Acciaierie Italia, con il 30 percento del capitale in mano ad Invitalia, l’agenzia nazionale per lo sviluppo di impresa, i mattoni non li ordina più, li fa produrre in Polonia. E ieri, convocata al tavolo, non si presenta. Non arrivano quindi risposte sulla ripresa degli ordini. Ma senza materiale refrattario da produrre, il rischio è la chiusura: lo stabilimento Sanac nel cagliaritano (in totale i siti produttivi, incluso il nostro, sono quattro), ha già spento il forno. Senza ordini e produzione, la liquidità cala, pagare gli stipendi diventa un’impresa, la cassa integrazione aumenta. I sindacati al tavolo chiedono risposte, chiedono al governo di esercitare pressioni su Invitalia affinché, nonostante sia socio minoritario in Acciaierie, faccia valere il suo peso nella governance societaria. L’impegno del ministero è quello di accelerare i tempi della gara: a metà dicembre potrebbe essere bandita e il governo punta a chiudere in 4 mesi e mezzo perché, oltre quella data, il rischio è proprio la carenza di liquidità. Sempre che la gara – c’è da incrociare le dita – non vada deserta e senza dimenticare che dopo i 4 mesi, eventuali soggetti interessati all’acquisito si ritroverebbero con un’azienda in cassa integrazione, senza ordini, con poca liquidità.

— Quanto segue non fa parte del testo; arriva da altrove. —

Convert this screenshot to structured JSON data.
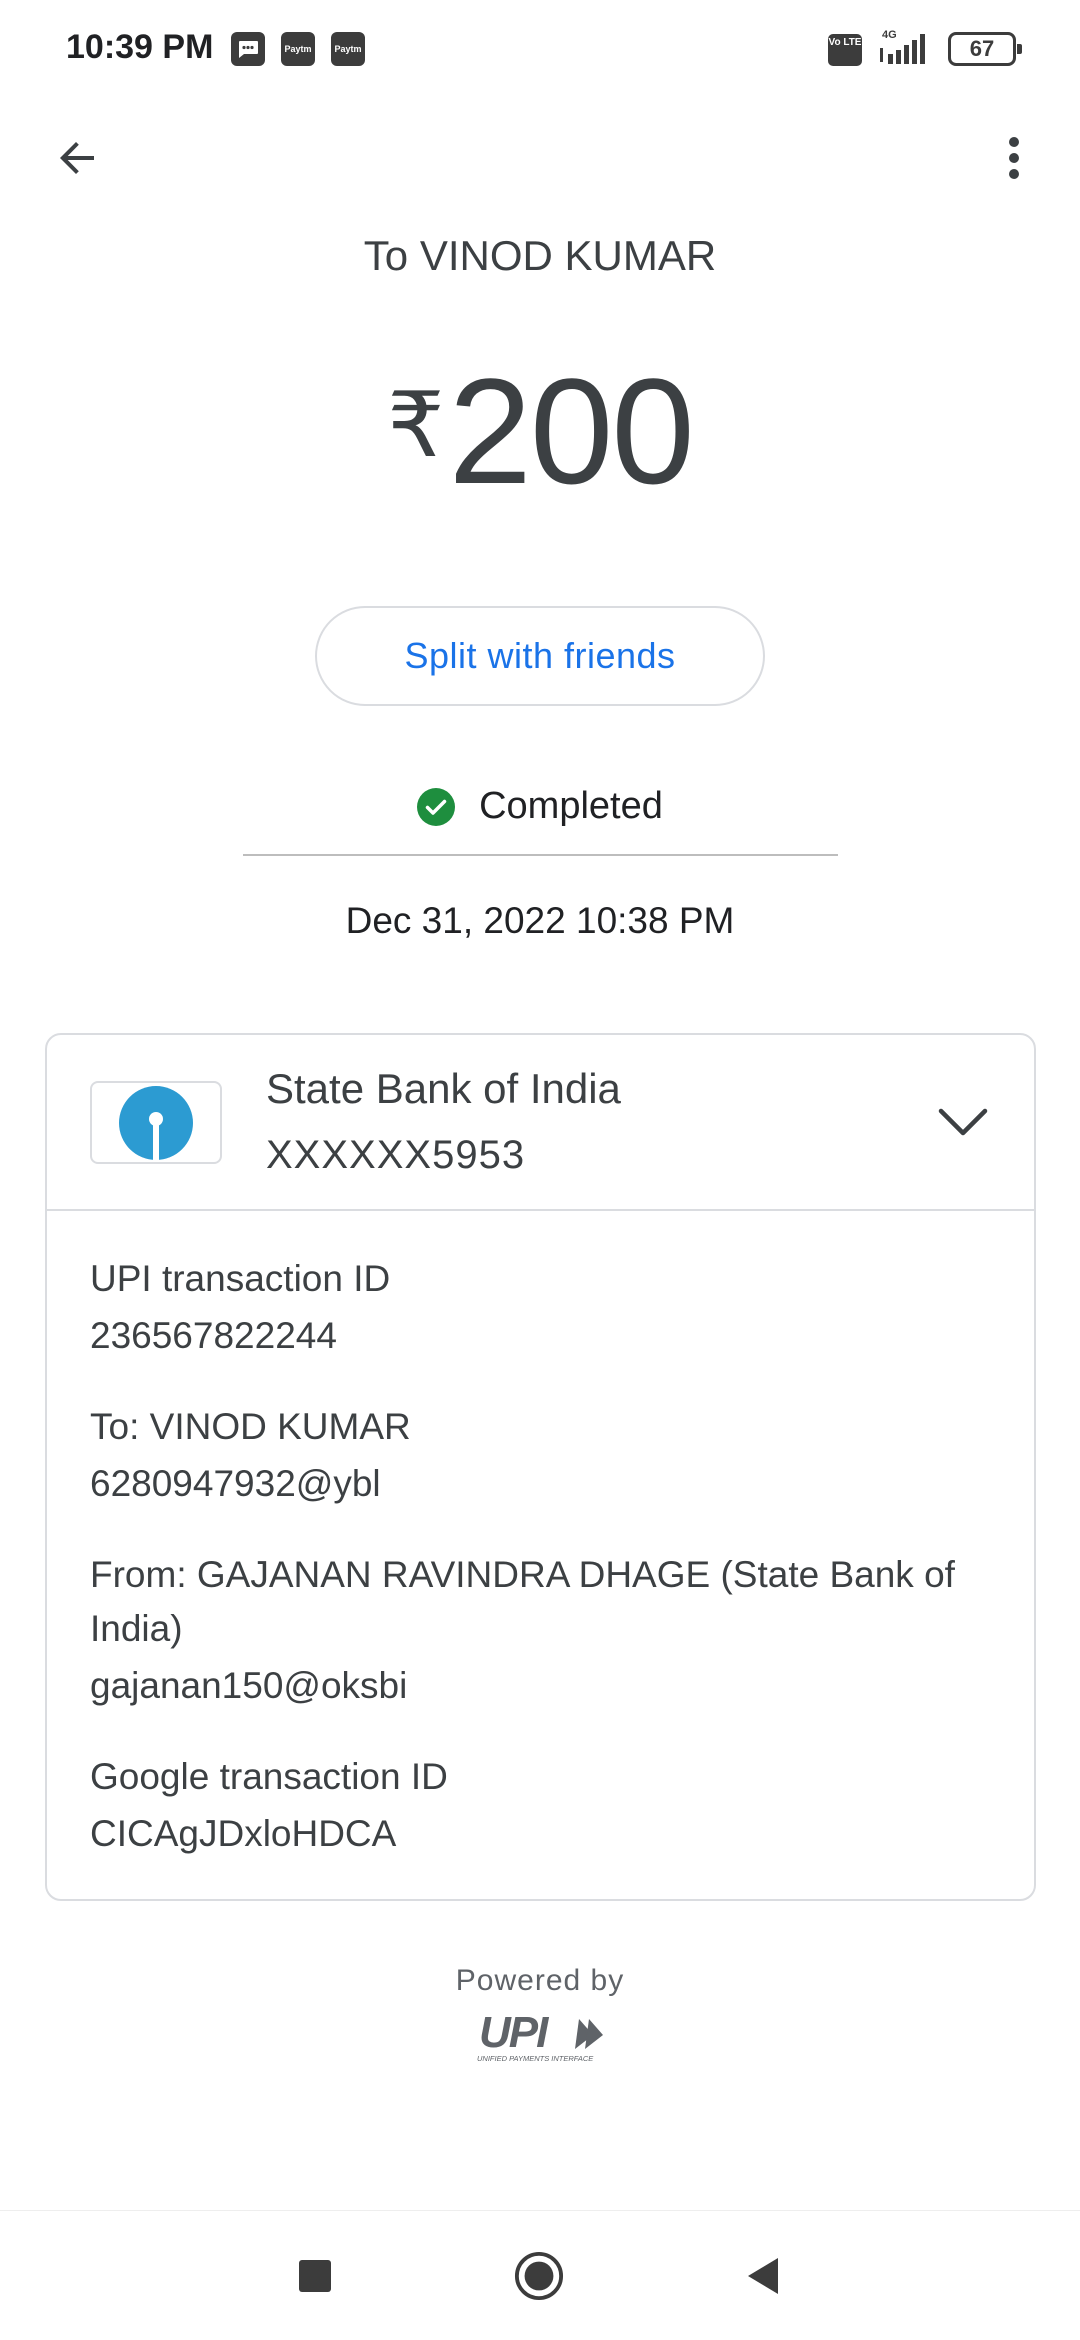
{
  "status_bar": {
    "time": "10:39 PM",
    "notification_icons": [
      "message-icon",
      "paytm-icon",
      "paytm-icon"
    ],
    "paytm_label": "Paytm",
    "volte_label": "Vo LTE",
    "network_label": "4G",
    "battery_level": "67"
  },
  "header": {
    "recipient_title": "To VINOD KUMAR"
  },
  "payment": {
    "currency_symbol": "₹",
    "amount": "200",
    "split_button_label": "Split with friends",
    "status": "Completed",
    "datetime": "Dec 31, 2022 10:38 PM"
  },
  "bank": {
    "name": "State Bank of India",
    "account": "XXXXXX5953"
  },
  "details": [
    {
      "label": "UPI transaction ID",
      "value": "236567822244"
    },
    {
      "label": "To: VINOD KUMAR",
      "value": "6280947932@ybl"
    },
    {
      "label": "From: GAJANAN RAVINDRA DHAGE (State Bank of India)",
      "value": "gajanan150@oksbi"
    },
    {
      "label": "Google transaction ID",
      "value": "CICAgJDxloHDCA"
    }
  ],
  "footer": {
    "powered_by": "Powered by",
    "upi_logo_text": "UPI",
    "upi_tagline": "UNIFIED PAYMENTS INTERFACE"
  },
  "colors": {
    "accent": "#1a73e8",
    "success": "#1e8e3e",
    "sbi_blue": "#2c9bd2",
    "text": "#3c4043"
  }
}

La priorità quindi è far ripartire da parte di Acciaierie gli ordinativi, fermi da maggio. A ribadire il concetto è Nicola Del Vecchio, segretario provinciale Filctem Cgil:«La situazione è drammatica. L’assenza al tavolo di Acciaierie d’Italia è grave e andare verso una nuova gara senza ordini in pancia mette Sanac a rischio di sopravvivenza. La politica, e il governo in particolar modo, devono trovare una soluzione. A pensar male si potrebbe ipotizzare che Acciaierie d’Italia abbia scelto di affossare un patrimonio industriale come quello di Sanac per acquisirla a quattro soldi. Il governo non può avere una posizione pilatesca essendo Acciaierie un’azienda a partecipazione pubblica. Se il ministero non agisce, si rende responsabile di questo situazione». Del vecchio chiede quindi un tavolo sulla siderurgia a cui Sanac è legata a doppio filo.


Anche Stefano Tenerini, segretario Femca Cisl, sottolinea la necessità della ripresa degli ordini: «Il governo faccia valere il suo peso, ci aspettavamo risposte dall’incontro, ma non sono arrivate. Ci sentiamo dire che potrebbero esserci soggetti interessati all’acquisizione di Sanac, speriamo non si tratti, come accaduto in altre realtà, di aziende interessate a prendersi il pacchetto clienti per poi andare a produrre all’estero. Noi siamo pronti ad alzare l’asticella e a manifestare anche sotto il Ministero».

La parola chiave è quindi – anche per Massimo Graziani di Uiltec– ripresa degli ordini: «Bene che l’iter di gara sia stato sbloccato, ma serviranno mesi, sempre che la gara non vada deserta. La situazione smentisce quanto ci era stato detto all’incontro in Prefettura sull’interessamento da parte di Acciaierie Italia».